I must have been too caught up in my thoughts surrounding her that I didn't notice she looked up at me. She had tears running down her face and her cheeks were stained. In that instant I wanted nothing more to reach out and protect her from anything that could possibly cause her harm. I felt the sudden urge to wipe those tears from her eyes and make sure no hurt ever came to her again. I don't know if it was the imprint in me reacting to her pain or seeing a girl cry right before me but I felt responsible for those tears. If I hadn't been so focused on watching her walk than I could have been there when she fell. I could have been there to catch her. God, I'm such an idiot how could I not see this coming. It's been less than a week and I can't even protect her. I'm the world's dumbest imprinter ever.
Star's POV
I knew something extremely bad was gonna happen to me today. Like I had this feeling in my gut that told me not to go to school. I tried to pretend to be sick but my mom didn't but it for a second seeing as how it didn't work yesterday when I tried it either. I thought that when I tripped in the hallway that my moment of embarrassment would be over and I could just go on with my pitiful life, but boy, I was wrong. My humiliation didn't even begin until I looked in the eyes of him. I don't know what it is about his eyes but every time I look at him it feels like he can see right through me, not the quiet insecure girl that everybody knows me for, but somebody else, somebody even I didn't know. I can only describe it as taken an x-ray. It's only a machine and yet it can see right through you. But when I looked at him I couldn't help but let the tears loose. And why did we have to keep meeting like this. Must I get hurt every time we try to confront each other?
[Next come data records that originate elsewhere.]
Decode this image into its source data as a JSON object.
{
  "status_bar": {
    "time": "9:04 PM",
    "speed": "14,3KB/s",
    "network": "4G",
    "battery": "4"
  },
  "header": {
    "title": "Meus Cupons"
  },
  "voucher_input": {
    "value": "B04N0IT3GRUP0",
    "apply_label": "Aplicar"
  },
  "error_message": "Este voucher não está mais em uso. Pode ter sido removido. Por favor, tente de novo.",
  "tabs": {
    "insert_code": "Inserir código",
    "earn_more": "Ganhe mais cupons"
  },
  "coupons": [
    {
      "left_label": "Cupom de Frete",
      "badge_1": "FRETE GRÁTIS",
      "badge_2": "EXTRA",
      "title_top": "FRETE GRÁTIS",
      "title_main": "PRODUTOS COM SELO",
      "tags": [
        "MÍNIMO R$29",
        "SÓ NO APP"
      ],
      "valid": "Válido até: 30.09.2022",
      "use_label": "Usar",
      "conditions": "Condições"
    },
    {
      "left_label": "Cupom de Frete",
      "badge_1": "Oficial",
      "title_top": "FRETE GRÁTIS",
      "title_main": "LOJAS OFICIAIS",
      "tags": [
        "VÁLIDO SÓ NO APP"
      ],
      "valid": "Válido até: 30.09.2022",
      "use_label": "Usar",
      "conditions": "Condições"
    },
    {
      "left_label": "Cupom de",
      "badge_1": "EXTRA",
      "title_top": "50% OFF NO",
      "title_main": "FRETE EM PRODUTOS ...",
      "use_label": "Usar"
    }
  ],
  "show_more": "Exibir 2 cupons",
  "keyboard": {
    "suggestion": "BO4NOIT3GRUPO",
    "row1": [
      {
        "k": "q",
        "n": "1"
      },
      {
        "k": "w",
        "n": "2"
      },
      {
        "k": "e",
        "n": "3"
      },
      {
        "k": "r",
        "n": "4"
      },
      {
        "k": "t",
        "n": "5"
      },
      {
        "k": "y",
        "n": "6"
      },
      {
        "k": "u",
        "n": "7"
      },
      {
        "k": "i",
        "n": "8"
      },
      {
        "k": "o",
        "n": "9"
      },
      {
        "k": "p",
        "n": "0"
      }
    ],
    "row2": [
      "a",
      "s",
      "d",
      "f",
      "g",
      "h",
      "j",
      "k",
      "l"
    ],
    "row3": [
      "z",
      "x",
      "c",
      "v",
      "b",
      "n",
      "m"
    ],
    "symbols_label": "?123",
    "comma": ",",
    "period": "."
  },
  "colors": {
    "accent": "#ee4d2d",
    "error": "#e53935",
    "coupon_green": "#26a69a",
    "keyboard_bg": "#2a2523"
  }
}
I knew that I just looked like a pathetic girl in his eyes and that he probably couldn't help but feel sorry for me. Pain worse than when I had fell overcame me and I couldn't help but burst out crying. Paul was sure to think of me as a psycho insecure girl now. I mean who cries just because somebody pushes them. I was flooded with rejection and he didn't even say a word to me. I did the only thing I could possibly do at a time like this….. run like crazy.
Paul's POV
I called her name as she ran, begging her to come back. I quickly followed her only to have concluded that she went to the girl's bathroom. I honestly didn't care about going into the girl's bathroom. My imprint was in pain and I would heal her no matter what the consequences were. Just as I was about to open the bathroom door, I thought about how she would react to seeing me there. I was pretty sure she was scared of me and I didn't know if she would get over it. She obviously chose to go to the girl's bathroom because she didn't except me to follow her. But she was wrong about that. I chose to respect her silent wishes and wait for her to come out. That didn't mean that I was gonna wait silently though.
I yelled her name at the top of my lungs and hoped that none of the teachers came out of the classroom to see what that loud disturbance was. After about ten minutes of constant begging she finally came out the bathroom. She looked a lot different from earlier but it was clear that she had been crying. Not knowing what else to do I took my right hand and wiped away some of the leftover tears that were making their way down her beautiful face. She froze like I expected her to, but she didn't push me away. Instead she brought her face to my chest and stated hugging me. Now it was my turn to freeze. It wasn't that I didn't want to it but I was shocked that she actually wanted to. I quickly recovered and bough my arms around he waist before she thought that I was uncomfortable with the sudden movement. She started crying again and this time it felt a little better because I was here with her. I rubbed her on the back and eventually she fell asleep.